In fact, the book argues, with the rising homelessness crisis and unaffordability of housing in places like San Francisco, it’s practically a moral necessity to get these robot houses approved and building themselves ASAP since they can do the job faster and cheaper than what we have right now.

That line of argument reminded me of how some people talked about fixing world hunger back in the nineties. If we could just develop the right fertilizer or right GM crops or whatever then we could increase crop output and famine would forever be eradicated. Of course, this ignores the fact that the world hunger crisis exists at the same time as the world obesity crisis. The problem isn’t that there’s not enough food for everyone – if that were true, it would be impossible to eat enough to become obese. The problem is that food goes not to who needs it, but who has money to pay for it. Which is to say that the problem is political, not technical.

It’s the same thing with the current housing shortage. If developed countries really, really wanted to, then everyone who wanted a home could have one. But a host of of political problems – baby boomers who want real estate prices to stay high because selling their houses is their retirement plan, developers chasing luxury prices for wealthy international elites who just want someplace stable to park their money, widespread societal aversion to the idea of renting, a regulatory environment that makes approval of new construction so arduous that it incentivizes developers into only focusing on the absolutely most profitable projects, and so much more – combine to stymie efforts for change.

So my expectation is that if self-building robot houses or whatever are approved, the savings in time and money will just mean larger profits for the developers and no meaningful difference will be made in the amount of housing being constructed. But woo robot houses.

It’s December again

The holidays are upon us, which means it’s time once again to shit on Love Actually. Here is an interesting essay about hating the movie for its arrogant Englishness which links Love Actually to Brexit and manages not to break the shoehorn it was using:

Love Actually is objectively a very bad movie, but that explains nothing. The world is full of bad movies. Besides, I don’t believe in hating movies, no matter how bad. Honest critics can find a movie stupid or dishonest or boring or shoddily made or politically dubious. But hatred? That’s just a sign of something missing in yourself. If you hate Marvel movies, you’re probably just not in the target demographic. If you mock Tyler Perry movies, you’re really just mocking the people those movies are made for . . .

My revulsion for Love Actually nonetheless comes principally from its Englishness.

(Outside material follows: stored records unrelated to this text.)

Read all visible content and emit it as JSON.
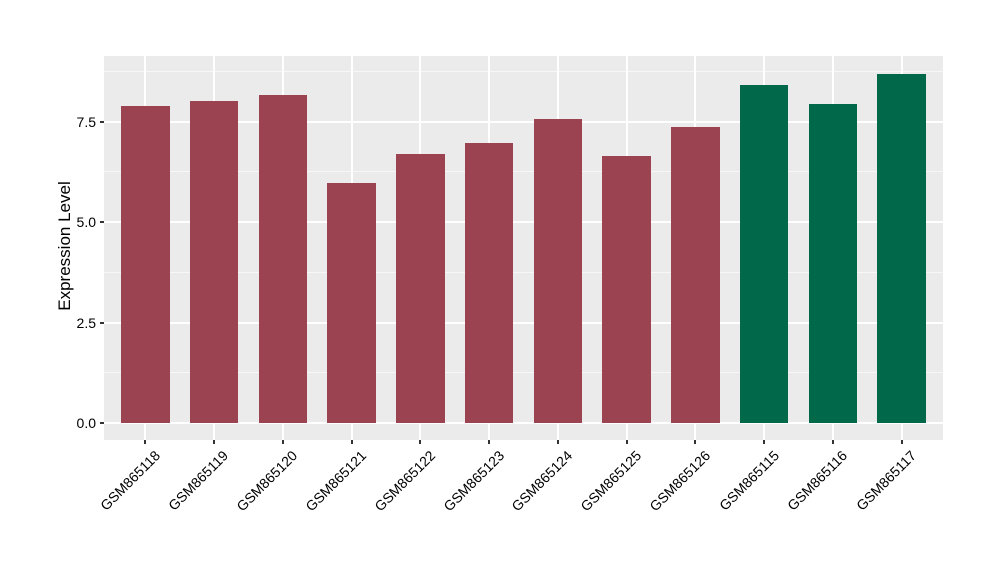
{
  "chart_data": {
    "type": "bar",
    "title": "",
    "xlabel": "",
    "ylabel": "Expression Level",
    "categories": [
      "GSM865118",
      "GSM865119",
      "GSM865120",
      "GSM865121",
      "GSM865122",
      "GSM865123",
      "GSM865124",
      "GSM865125",
      "GSM865126",
      "GSM865115",
      "GSM865116",
      "GSM865117"
    ],
    "values": [
      7.88,
      8.0,
      8.16,
      5.98,
      6.7,
      6.96,
      7.56,
      6.63,
      7.36,
      8.41,
      7.94,
      8.67
    ],
    "bar_colors": [
      "#9B4351",
      "#9B4351",
      "#9B4351",
      "#9B4351",
      "#9B4351",
      "#9B4351",
      "#9B4351",
      "#9B4351",
      "#9B4351",
      "#016849",
      "#016849",
      "#016849"
    ],
    "group_colors": {
      "maroon_group": "#9B4351",
      "green_group": "#016849"
    },
    "yticks": {
      "values": [
        0,
        2.5,
        5,
        7.5
      ],
      "labels": [
        "0.0",
        "2.5",
        "5.0",
        "7.5"
      ]
    },
    "yticks_minor": [
      1.25,
      3.75,
      6.25,
      8.75
    ],
    "ylim": [
      -0.45,
      9.13
    ],
    "grid": "horizontal major+minor, vertical major at category centers",
    "legend": "none",
    "panel_bg": "#EBEBEB",
    "grid_major_color": "#FFFFFF",
    "grid_minor_color": "#F7F7F7",
    "tick_color": "#333333",
    "text_color": "#000000"
  }
}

I don’t believe in hating movies and I don’t believe in hating peoples either, but Love Actually forces the question. “Whenever I get gloomy with the state of the world, I think of the arrivals gate at Heathrow airport.” The opening line tells you everything you need to know about the real subject of this film. Love Actually takes two of the most beautiful phenomena on Earth — love and Christmas — and replaces them with Englishness. Love Actually predicted the Brexit era, in a way, since both are the result of the ingrained English sense of their superiority and the final proof that their sense of superiority is an antiquated fantasy. George Orwell identified the basic assumption of English conservatism back in 1939: “Nothing ever changes and foreigners are funny.” That’s the operating principle of both Brexit and Love Actually. The dominant aesthetic is entitled insularity.

Basically it argues that Love Actually is English provincialism at its worst and that watching the movie is essentially like watching England savagely wanking over a photo of itself.